According to the kit for measuring the number of bacteria of the present invention, after completion of the measurement, a sample requiring identification of the bacteria can be collected by suction, and if the tubule is sealed by heat treatment or the like, it can be transported to the laboratory. It can be a container. Therefore, the present invention
It can be widely used for various tests including the urine test field (diagnosis area).

According to the measuring method of the present invention, the collection of stained bacteria on the hydrophobic filter and the removal of excess dye can be performed simultaneously by a one-stage suction filtration operation using a syringe, and the number of bacteria in the sample can be reduced. Can be measured quickly and easily. According to this method, determination can usually be made within 5 minutes. Further, according to this method, the number of bacteria in a sample can be measured without requiring specialized skills or knowledge.

In addition, according to the method of the present invention, the presence or absence of bacteria can be determined without culturing the bacteria, so that the method can be used for specimen screening for bacterial tests in hospitals, which contributes to reducing costs for patients and hospitals. it can. In addition, the method of the present invention does not require special equipment, so that it can be measured by small hospitals and clinics, or even by ordinary people.

Further, the method of the present invention can be applied to, for example, yeast other than bacteria by selecting the filtration pore size of the second filter, so that the application range is extremely wide.
According to the method of the present invention, the number of bacteria can be determined before the food (eg, yogurt) is shipped, which can contribute to the quality control of the food.

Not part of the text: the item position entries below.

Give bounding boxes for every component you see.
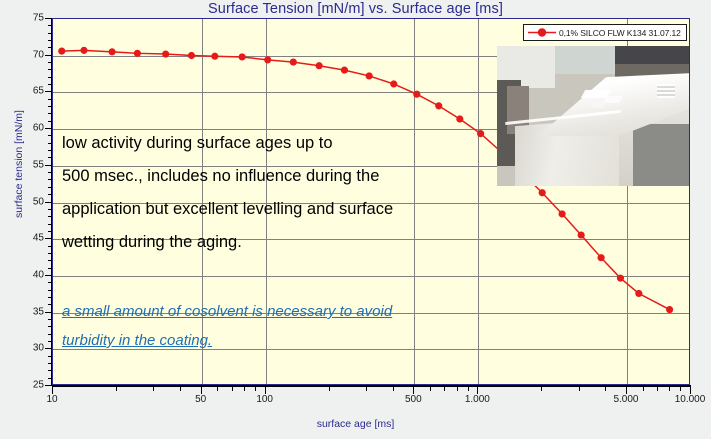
x-tick-mark-minor bbox=[680, 387, 681, 391]
legend-marker-icon bbox=[527, 27, 557, 38]
data-point-marker bbox=[80, 47, 87, 54]
data-point-marker bbox=[290, 58, 297, 65]
x-tick-mark-minor bbox=[468, 387, 469, 391]
y-tick-label: 45 bbox=[18, 233, 44, 244]
annotation-sub-line: turbidity in the coating. bbox=[62, 326, 522, 355]
x-tick-mark-minor bbox=[329, 387, 330, 391]
chart-legend: 0,1% SILCO FLW K134 31.07.12 bbox=[523, 24, 687, 41]
x-tick-mark bbox=[690, 387, 691, 394]
y-tick-mark bbox=[45, 202, 52, 203]
x-axis-spine bbox=[52, 385, 691, 387]
data-point-marker bbox=[435, 102, 442, 109]
data-point-marker bbox=[162, 50, 169, 57]
y-tick-label: 65 bbox=[18, 86, 44, 97]
y-tick-label: 35 bbox=[18, 306, 44, 317]
x-tick-label: 50 bbox=[195, 394, 206, 405]
x-tick-mark-minor bbox=[669, 387, 670, 391]
x-tick-mark bbox=[201, 387, 202, 394]
data-point-marker bbox=[341, 67, 348, 74]
y-tick-mark bbox=[45, 18, 52, 19]
data-point-marker bbox=[134, 50, 141, 57]
x-tick-mark-minor bbox=[116, 387, 117, 391]
data-point-marker bbox=[559, 210, 566, 217]
y-tick-label: 70 bbox=[18, 49, 44, 60]
data-point-marker bbox=[264, 56, 271, 63]
x-tick-mark-minor bbox=[366, 387, 367, 391]
data-point-marker bbox=[239, 53, 246, 60]
x-tick-label: 10.000 bbox=[675, 394, 706, 405]
x-tick-mark-minor bbox=[217, 387, 218, 391]
x-tick-mark bbox=[265, 387, 266, 394]
y-tick-label: 75 bbox=[18, 13, 44, 24]
annotation-sub-line: a small amount of cosolvent is necessary… bbox=[62, 297, 522, 326]
x-tick-mark-minor bbox=[605, 387, 606, 391]
x-tick-mark-minor bbox=[393, 387, 394, 391]
y-tick-mark bbox=[45, 91, 52, 92]
x-tick-mark-minor bbox=[579, 387, 580, 391]
data-point-marker bbox=[58, 48, 65, 55]
y-tick-label: 25 bbox=[18, 380, 44, 391]
y-tick-mark bbox=[45, 312, 52, 313]
x-tick-mark-minor bbox=[657, 387, 658, 391]
x-tick-mark-minor bbox=[232, 387, 233, 391]
x-tick-mark-minor bbox=[180, 387, 181, 391]
x-tick-mark-minor bbox=[457, 387, 458, 391]
photo-window-reflection bbox=[657, 84, 675, 98]
data-point-marker bbox=[188, 52, 195, 59]
data-point-marker bbox=[635, 290, 642, 297]
data-point-marker bbox=[413, 91, 420, 98]
annotation-main-line: low activity during surface ages up to bbox=[62, 127, 502, 160]
y-tick-mark bbox=[45, 128, 52, 129]
annotation-main-line: 500 msec., includes no influence during … bbox=[62, 160, 502, 193]
y-tick-mark bbox=[45, 385, 52, 386]
y-tick-mark bbox=[45, 238, 52, 239]
data-point-marker bbox=[617, 275, 624, 282]
x-tick-label: 500 bbox=[405, 394, 422, 405]
data-point-marker bbox=[666, 306, 673, 313]
data-point-marker bbox=[390, 80, 397, 87]
legend-entry-label: 0,1% SILCO FLW K134 31.07.12 bbox=[559, 28, 681, 38]
data-point-marker bbox=[316, 62, 323, 69]
x-tick-mark-minor bbox=[430, 387, 431, 391]
x-tick-label: 100 bbox=[256, 394, 273, 405]
y-tick-mark bbox=[45, 348, 52, 349]
data-point-marker bbox=[578, 231, 585, 238]
y-tick-mark bbox=[45, 165, 52, 166]
data-point-marker bbox=[366, 72, 373, 79]
x-tick-mark-minor bbox=[244, 387, 245, 391]
x-tick-mark bbox=[52, 387, 53, 394]
data-point-marker bbox=[539, 189, 546, 196]
x-tick-mark bbox=[626, 387, 627, 394]
data-point-marker bbox=[109, 48, 116, 55]
data-point-marker bbox=[211, 53, 218, 60]
x-tick-label: 10 bbox=[46, 394, 57, 405]
inset-photo-coated-panel bbox=[497, 46, 689, 186]
y-tick-mark bbox=[45, 55, 52, 56]
y-tick-label: 30 bbox=[18, 343, 44, 354]
x-tick-mark-minor bbox=[444, 387, 445, 391]
x-tick-mark-minor bbox=[153, 387, 154, 391]
page-title: Surface Tension [mN/m] vs. Surface age [… bbox=[0, 1, 711, 17]
x-tick-label: 1.000 bbox=[465, 394, 490, 405]
data-point-marker bbox=[456, 115, 463, 122]
photo-panel-side-inner bbox=[633, 124, 689, 186]
y-tick-mark bbox=[45, 275, 52, 276]
x-tick-mark bbox=[413, 387, 414, 394]
chart-screenshot: Surface Tension [mN/m] vs. Surface age [… bbox=[0, 0, 711, 439]
x-tick-label: 5.000 bbox=[613, 394, 638, 405]
y-axis-title: surface tension [mN/m] bbox=[13, 99, 25, 229]
data-point-marker bbox=[598, 254, 605, 261]
x-tick-mark-minor bbox=[255, 387, 256, 391]
x-axis-title: surface age [ms] bbox=[0, 418, 711, 430]
annotation-main-text: low activity during surface ages up to50… bbox=[62, 127, 502, 259]
annotation-main-line: application but excellent levelling and … bbox=[62, 193, 502, 226]
y-tick-label: 40 bbox=[18, 269, 44, 280]
x-tick-mark-minor bbox=[643, 387, 644, 391]
x-tick-mark bbox=[477, 387, 478, 394]
annotation-sub-text: a small amount of cosolvent is necessary… bbox=[62, 297, 522, 355]
x-tick-mark-minor bbox=[541, 387, 542, 391]
annotation-main-line: wetting during the aging. bbox=[62, 226, 502, 259]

[Brief description of the drawings]

FIG. 1 is an explanatory view showing one embodiment of a kit for measuring the number of bacteria of the present invention.

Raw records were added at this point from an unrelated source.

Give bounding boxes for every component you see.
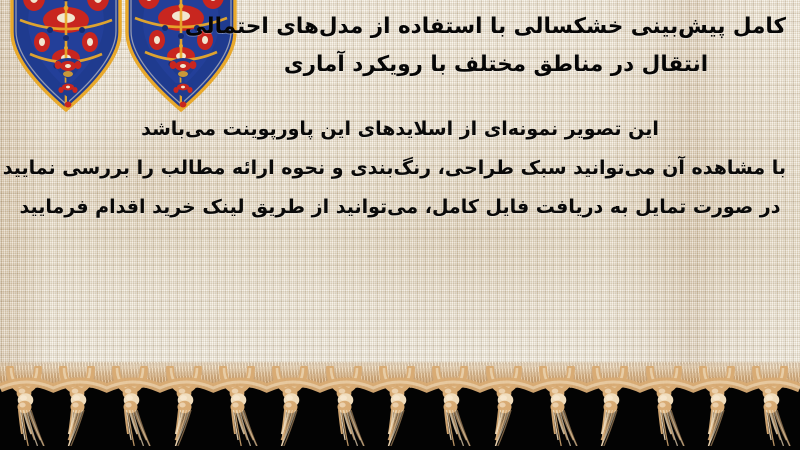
body-line-1: این تصویر نمونه‌ای از اسلایدهای این پاور… <box>14 110 786 149</box>
body-line-2: با مشاهده آن می‌توانید سبک طراحی، رنگ‌بن… <box>14 149 786 188</box>
presentation-slide: کامل پیش‌بینی خشکسالی با استفاده از مدل‌… <box>0 0 800 450</box>
knotted-tassel-fringe <box>0 360 800 450</box>
fringe-header-cord <box>0 372 800 402</box>
body-line-3: در صورت تمایل به دریافت فایل کامل، می‌تو… <box>14 188 786 227</box>
slide-text-layer: کامل پیش‌بینی خشکسالی با استفاده از مدل‌… <box>0 0 800 383</box>
title-line-2: انتقال در مناطق مختلف با رویکرد آماری <box>206 46 786 84</box>
slide-title: کامل پیش‌بینی خشکسالی با استفاده از مدل‌… <box>206 8 786 84</box>
slide-body: این تصویر نمونه‌ای از اسلایدهای این پاور… <box>14 110 786 227</box>
title-line-1: کامل پیش‌بینی خشکسالی با استفاده از مدل‌… <box>206 8 786 46</box>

FIG. 2 is an explanatory diagram showing a state in which the kit for measuring the number of bacteria is prepared by combining the kit for measuring the number of bacteria of the present invention with a commercially available syringe.

[Description of sign]

A Filtration vessel (consisting of filtration vessel A1 and filtration vessel A2) A1 Filtration vessel (filtration vessel containing second filter) A2 Filtration vessel (sample collection element) B Syringe D Dye liquid composition E Dye liquid composition Container F to be collected F Color control table 1 Second filter 2 Filter support 3 First filter 4 Sampling port 5 Eye drop bottle 6 Piston

Claims (7)

[Claims] 1. A filter for collecting bacteria having a first filter having a pore size of 30 to 70 μm and a second filter having a pore size of 0.45 to 4 μm. 2. The thickness of the first filter is 1.5 to 7 mm.
The filter for collecting bacteria according to claim 1, wherein 3. The filter for collecting bacteria according to claim 1, wherein the first filter is a filter made of polyvinyl alcohol. 4. The filter for collecting bacteria according to claim 1, wherein the first filter is a filter for removing animal and plant cells, and the second filter is a filter for collecting bacteria. 5. The filter for collecting bacteria according to claim 1, wherein the second filter is a filter made of a hydrophobic material. 6. A bacteria collection and detection filter, a dye solution composition, and a colorimetric means having a first filter having a pore size of 30 to 70 μm and a second filter made of a hydrophobic material having a pore size of 0.45 to 4 μm. A bacteria count kit comprising: 7. The filter for bacteria collection and detection having a first filter having a pore size of 30 to 70 μm and a second filter made of a hydrophobic material having a pore size of 0.45 to 4 μm is contacted first from the first filter. A method for measuring the number of bacteria, which comprises introducing a sample colored as described above, collecting bacteria, and detecting the number of bacteria in the sample from the degree of coloring of the second filter.